An Immediate Return to Second Left Hand Canyon. With a Truck.
As Tom and I explored the lower regions of Second Left Hand Canyon we knew that we needed to enlist our friend Terry and his truck in order to get beyond where we’d been. As luck would have it we had scheduled a hike with him the following day and so after informing him of the plan, we all headed off up canyon the very next morning. Bringing the truck turned out to be a very smart idea: the rough dirt and rock road soon became muddy with snow melt and then became flecked with patches of snow itself. Some areas too had been washed out, all of which was above my car’s paygrade.
Driving up the canyon we traveled through healthy dense pine and fir forest and more of the sandstone hoodoos and conglomerates we’d seen below. It was quite beautiful and Terry was scoping out potential camping places while he was driving. As we climbed in altitude and snow became more prevalent we all decided to stop and find a place to hike, wherein a very steep sandstone hill appeared to our left which I immediately decided we should climb. Difficult footing and a stupid amount of slope contributed to a very hard scramble; the descent (after we reached the point in which the rock was no longer going to support our attempts to scale it) involved lots of sliding and some ungraceful, if not slightly dangerous, maneuvering. All was not in vain however because in addition to the fantastic vistas from up there, Tom had spotted a really lovely looking side canyon.
This turned out to be incredibly fortunate because as we walked up this side canyon we realized it was very possibly the most beautiful one we’d ever been in. Similar to the landscape of Red Canyon, the vivid orange sandstone hoodoos provided stark contrast to the rich deep greens of the fir and spruce. As we picked our way upstream the geology became even more dramatic and the trees taller, clear water cascaded over boulders and ledges, and bright white snow pockets offset the saturated palette. It was superb.

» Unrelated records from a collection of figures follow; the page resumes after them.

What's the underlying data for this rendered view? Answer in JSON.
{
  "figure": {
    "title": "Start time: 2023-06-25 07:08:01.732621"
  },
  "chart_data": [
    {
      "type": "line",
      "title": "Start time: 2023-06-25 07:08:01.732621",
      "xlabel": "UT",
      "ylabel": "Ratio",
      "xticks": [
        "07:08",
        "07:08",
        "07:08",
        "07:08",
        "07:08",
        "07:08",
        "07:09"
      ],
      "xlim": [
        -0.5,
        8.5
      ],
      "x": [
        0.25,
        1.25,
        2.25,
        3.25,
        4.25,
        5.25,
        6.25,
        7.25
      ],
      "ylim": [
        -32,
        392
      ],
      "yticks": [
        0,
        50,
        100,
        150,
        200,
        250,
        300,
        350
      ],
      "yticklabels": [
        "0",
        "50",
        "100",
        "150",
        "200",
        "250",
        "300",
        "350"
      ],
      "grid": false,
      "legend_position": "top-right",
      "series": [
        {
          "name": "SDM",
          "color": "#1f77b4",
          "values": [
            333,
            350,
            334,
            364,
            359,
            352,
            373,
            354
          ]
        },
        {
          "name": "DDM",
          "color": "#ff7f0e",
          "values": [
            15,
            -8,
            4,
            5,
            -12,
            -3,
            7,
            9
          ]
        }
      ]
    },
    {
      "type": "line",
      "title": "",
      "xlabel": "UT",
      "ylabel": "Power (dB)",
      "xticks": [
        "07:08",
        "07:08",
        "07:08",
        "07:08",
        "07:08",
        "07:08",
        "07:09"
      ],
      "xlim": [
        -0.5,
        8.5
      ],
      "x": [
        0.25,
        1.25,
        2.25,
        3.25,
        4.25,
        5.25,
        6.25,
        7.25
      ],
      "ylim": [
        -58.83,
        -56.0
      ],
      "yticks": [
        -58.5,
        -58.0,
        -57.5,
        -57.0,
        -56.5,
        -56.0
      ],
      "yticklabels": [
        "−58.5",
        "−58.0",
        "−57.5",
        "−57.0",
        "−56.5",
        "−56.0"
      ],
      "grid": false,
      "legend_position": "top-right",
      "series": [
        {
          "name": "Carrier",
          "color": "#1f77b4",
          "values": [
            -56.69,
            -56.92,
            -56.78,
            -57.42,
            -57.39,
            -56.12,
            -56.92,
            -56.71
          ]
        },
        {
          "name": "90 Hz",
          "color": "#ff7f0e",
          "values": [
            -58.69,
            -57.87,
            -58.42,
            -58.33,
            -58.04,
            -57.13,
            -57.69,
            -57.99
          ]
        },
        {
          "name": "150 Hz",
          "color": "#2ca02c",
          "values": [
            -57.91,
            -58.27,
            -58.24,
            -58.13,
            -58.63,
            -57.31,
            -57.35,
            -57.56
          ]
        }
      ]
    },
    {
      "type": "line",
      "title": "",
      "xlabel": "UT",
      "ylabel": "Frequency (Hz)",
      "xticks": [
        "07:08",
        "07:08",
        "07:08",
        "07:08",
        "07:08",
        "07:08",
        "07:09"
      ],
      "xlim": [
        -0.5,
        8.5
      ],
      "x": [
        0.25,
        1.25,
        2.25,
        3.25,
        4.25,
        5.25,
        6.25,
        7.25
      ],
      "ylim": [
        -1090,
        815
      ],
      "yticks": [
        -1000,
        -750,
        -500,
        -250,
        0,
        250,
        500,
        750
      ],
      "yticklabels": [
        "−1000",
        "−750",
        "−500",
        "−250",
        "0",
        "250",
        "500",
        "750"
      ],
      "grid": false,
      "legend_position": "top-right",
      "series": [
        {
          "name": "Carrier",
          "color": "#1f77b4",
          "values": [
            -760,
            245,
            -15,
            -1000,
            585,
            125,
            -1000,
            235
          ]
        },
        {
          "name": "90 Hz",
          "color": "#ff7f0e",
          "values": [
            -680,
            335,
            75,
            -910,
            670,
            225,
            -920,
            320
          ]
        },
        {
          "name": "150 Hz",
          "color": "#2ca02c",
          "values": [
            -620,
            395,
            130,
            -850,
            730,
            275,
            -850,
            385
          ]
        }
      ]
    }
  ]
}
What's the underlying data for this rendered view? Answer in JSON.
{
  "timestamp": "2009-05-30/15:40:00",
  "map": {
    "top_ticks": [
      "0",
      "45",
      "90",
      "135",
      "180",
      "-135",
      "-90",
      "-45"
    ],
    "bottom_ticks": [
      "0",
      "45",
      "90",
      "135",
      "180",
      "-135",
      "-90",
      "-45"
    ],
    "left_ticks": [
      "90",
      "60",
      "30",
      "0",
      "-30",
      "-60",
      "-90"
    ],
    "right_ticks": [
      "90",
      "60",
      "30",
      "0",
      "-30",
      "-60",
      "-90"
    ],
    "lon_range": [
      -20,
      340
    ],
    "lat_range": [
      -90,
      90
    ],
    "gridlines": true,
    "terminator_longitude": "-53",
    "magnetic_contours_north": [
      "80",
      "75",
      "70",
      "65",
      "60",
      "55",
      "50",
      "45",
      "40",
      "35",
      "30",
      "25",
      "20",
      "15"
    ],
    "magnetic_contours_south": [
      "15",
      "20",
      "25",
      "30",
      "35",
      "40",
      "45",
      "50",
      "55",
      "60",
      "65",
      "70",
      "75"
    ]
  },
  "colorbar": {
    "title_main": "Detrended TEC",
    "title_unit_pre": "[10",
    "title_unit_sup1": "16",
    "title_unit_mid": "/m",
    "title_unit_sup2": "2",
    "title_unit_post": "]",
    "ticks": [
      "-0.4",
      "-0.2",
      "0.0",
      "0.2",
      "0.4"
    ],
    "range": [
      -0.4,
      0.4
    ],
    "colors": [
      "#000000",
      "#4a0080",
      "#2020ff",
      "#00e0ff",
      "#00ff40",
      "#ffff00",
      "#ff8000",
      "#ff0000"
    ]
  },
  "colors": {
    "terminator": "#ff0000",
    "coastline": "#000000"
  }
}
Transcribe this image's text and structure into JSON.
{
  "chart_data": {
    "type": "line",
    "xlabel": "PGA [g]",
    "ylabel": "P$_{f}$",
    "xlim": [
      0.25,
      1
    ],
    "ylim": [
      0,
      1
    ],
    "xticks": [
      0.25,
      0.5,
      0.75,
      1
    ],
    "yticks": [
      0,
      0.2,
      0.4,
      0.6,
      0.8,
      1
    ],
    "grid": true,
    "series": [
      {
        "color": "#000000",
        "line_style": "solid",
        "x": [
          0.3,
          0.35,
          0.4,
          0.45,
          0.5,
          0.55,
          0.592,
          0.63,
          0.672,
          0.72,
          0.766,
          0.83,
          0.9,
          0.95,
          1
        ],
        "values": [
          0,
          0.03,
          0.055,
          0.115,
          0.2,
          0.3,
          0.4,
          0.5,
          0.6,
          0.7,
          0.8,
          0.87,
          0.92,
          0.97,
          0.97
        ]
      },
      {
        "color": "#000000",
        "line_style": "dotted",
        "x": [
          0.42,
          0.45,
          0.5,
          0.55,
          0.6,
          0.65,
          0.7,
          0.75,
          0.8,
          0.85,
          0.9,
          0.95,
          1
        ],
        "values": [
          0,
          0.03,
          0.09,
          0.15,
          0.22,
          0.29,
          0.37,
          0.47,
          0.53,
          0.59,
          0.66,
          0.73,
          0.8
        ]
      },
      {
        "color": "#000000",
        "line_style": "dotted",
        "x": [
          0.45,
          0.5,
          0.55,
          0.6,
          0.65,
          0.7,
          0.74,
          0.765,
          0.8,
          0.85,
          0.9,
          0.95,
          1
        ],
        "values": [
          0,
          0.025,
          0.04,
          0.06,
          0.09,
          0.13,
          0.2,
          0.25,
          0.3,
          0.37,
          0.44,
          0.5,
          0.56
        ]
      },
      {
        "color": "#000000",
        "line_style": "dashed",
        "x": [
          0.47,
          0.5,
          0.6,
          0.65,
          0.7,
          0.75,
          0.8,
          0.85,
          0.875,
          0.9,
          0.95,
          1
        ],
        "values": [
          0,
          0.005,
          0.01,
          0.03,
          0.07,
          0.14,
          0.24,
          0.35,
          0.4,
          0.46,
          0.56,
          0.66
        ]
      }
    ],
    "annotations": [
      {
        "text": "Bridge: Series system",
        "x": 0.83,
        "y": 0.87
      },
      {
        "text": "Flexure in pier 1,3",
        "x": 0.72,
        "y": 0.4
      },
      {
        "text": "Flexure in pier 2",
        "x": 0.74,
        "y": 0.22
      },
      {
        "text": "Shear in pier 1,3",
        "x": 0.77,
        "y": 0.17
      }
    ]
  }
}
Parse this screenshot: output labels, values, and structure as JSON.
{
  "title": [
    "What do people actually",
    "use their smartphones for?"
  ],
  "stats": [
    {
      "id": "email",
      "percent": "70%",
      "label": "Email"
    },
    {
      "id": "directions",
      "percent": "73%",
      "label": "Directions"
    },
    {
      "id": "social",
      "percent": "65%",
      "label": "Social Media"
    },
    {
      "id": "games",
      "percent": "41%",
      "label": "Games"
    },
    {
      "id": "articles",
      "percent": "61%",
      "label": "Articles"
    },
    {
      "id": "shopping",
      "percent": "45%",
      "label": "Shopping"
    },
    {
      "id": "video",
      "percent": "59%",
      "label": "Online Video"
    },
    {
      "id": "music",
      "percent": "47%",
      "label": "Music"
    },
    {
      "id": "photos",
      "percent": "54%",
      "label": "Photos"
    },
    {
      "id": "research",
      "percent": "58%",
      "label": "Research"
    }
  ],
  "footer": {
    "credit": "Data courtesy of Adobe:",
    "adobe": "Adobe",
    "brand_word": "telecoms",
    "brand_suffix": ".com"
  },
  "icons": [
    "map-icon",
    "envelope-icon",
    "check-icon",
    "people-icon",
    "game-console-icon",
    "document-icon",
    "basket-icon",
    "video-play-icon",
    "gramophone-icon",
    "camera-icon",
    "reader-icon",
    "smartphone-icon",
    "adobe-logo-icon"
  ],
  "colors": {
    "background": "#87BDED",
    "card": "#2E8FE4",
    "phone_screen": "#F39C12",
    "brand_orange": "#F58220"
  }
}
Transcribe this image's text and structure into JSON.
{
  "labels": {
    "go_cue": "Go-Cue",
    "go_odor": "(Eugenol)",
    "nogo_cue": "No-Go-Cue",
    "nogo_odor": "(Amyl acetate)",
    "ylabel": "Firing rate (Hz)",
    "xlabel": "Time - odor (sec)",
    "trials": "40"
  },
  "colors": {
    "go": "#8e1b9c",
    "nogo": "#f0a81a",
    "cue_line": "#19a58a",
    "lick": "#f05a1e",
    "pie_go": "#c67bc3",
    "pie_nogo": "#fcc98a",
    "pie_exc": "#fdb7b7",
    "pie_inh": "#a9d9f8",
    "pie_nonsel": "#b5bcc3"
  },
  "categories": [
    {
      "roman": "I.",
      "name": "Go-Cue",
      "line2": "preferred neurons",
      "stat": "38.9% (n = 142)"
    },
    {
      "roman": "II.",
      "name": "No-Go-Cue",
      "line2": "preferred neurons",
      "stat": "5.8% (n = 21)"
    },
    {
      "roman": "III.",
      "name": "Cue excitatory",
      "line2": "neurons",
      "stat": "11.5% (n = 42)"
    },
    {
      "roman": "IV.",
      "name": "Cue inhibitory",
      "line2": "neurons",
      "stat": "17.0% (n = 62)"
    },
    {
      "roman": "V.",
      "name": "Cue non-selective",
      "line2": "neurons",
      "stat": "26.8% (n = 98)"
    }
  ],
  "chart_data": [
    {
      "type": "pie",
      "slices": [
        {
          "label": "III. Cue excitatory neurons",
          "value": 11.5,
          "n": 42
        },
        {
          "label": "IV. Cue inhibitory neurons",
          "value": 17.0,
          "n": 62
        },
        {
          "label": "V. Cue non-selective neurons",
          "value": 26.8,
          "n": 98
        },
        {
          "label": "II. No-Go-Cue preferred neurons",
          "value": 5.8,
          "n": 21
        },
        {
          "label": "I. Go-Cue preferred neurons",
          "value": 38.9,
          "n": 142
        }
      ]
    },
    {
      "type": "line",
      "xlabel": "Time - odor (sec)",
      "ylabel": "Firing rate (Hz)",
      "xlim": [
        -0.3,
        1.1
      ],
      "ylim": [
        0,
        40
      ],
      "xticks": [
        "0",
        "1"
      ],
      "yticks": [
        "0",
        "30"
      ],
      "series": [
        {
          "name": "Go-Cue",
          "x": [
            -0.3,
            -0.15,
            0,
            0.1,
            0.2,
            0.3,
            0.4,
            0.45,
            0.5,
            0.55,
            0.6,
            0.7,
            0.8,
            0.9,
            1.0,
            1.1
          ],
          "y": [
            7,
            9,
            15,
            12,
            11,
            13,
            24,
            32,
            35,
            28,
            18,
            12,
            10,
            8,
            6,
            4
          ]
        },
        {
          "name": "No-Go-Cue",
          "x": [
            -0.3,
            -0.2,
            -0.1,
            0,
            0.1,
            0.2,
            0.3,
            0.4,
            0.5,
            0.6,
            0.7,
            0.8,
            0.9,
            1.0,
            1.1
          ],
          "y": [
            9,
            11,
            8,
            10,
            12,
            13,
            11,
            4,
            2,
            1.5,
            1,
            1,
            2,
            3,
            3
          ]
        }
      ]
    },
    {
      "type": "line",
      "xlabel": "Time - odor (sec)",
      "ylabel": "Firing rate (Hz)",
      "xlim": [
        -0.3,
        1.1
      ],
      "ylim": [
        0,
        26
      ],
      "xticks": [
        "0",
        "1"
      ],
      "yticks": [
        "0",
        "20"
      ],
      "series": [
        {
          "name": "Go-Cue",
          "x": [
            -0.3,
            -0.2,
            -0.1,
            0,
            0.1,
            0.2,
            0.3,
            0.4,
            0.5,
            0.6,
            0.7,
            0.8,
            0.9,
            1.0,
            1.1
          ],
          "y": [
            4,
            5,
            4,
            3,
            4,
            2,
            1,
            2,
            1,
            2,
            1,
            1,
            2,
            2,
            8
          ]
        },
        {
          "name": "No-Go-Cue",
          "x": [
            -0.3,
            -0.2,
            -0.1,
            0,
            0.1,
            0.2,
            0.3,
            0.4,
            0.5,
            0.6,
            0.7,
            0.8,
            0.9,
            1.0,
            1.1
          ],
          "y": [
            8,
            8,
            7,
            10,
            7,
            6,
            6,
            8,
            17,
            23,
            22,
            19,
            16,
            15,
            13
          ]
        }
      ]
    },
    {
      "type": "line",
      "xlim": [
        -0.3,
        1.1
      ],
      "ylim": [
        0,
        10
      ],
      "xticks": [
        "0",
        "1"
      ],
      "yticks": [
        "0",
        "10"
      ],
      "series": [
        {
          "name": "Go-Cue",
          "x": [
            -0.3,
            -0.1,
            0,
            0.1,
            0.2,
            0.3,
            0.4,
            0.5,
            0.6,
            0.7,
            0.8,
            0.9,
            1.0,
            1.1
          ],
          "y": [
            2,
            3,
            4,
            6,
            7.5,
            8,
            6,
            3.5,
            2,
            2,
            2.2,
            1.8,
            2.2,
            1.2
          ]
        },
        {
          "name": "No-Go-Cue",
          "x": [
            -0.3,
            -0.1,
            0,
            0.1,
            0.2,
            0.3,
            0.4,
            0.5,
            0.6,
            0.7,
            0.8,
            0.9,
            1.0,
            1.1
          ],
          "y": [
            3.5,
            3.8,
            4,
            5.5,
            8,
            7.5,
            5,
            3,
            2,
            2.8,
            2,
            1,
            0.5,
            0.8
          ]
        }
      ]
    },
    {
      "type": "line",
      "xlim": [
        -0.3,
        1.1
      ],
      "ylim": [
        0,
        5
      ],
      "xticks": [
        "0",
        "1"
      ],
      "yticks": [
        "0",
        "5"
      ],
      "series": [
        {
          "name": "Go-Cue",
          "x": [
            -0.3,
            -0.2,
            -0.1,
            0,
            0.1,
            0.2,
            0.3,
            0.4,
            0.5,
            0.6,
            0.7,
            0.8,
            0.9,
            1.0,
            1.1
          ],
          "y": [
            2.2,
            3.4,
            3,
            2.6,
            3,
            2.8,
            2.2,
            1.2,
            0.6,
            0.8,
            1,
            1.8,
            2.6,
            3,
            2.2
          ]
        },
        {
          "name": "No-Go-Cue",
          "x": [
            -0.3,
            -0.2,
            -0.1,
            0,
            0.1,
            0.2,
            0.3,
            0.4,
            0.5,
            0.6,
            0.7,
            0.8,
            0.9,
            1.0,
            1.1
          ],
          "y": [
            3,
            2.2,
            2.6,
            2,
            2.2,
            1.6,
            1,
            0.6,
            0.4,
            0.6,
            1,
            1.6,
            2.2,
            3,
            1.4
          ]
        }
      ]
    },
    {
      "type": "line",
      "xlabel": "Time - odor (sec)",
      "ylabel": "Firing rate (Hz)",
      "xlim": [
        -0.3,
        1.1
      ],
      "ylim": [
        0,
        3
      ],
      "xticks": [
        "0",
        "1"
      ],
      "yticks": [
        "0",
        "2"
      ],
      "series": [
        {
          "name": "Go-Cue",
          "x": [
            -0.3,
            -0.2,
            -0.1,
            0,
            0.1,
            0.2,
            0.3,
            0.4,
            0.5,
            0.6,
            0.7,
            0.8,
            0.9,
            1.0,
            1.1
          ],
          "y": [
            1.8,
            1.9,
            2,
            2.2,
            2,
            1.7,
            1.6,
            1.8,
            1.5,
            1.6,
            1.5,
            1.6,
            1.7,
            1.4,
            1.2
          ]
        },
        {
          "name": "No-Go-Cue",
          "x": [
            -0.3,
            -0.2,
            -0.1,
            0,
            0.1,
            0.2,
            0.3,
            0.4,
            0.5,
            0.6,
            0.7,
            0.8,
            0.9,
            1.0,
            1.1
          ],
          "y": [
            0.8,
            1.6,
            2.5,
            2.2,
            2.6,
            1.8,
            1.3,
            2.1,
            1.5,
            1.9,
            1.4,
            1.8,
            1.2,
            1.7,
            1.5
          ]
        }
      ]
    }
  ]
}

The canyon split at about a mile and we first turned east, continuing our way up the mesa. This canyon split again numerous times, often dead ending in dry falls, but I scurried ahead through one split for another half mile after we’d been walking up the east fork for an hour and noted that this one at least continued on. At this point however we’d been exploring for over 3 hours and hadn’t even entered the west canyon at the original split so we agreed to backtrack and the continue on up that fork. None of these canyons were anything less than spectacular, but this one was probably the most photogenic in addition to having a tiny waterfall running through a hollow log. Unfortunately my photo of the stream running through the log is uninspired at best. I took a video, but I can’t upload those to the blog.
This west fork ended abruptly a mile from the split in a waterfall and thick snowpack which ended our exploration and caused us to retrace our steps down canyon. It was such an overwhelmingly beautiful hike that none of us wanted it to end but it turned out to be a good stopping point time-wise. And though we’d probably only covered 6 or 7 miles, there was a fair amount of scrambling involved at many points and so we felt as though we’d earned our beer. Speaking of scrambling, the opportunity to climb up slickrock and sandstone is something I really, really enjoy and so in addition to this being an stunningly gorgeous hike, it had been a really fun one. It was pretty much the perfect day, a fact that I couldn’t help but be aware of, even before we even reached our turnaround.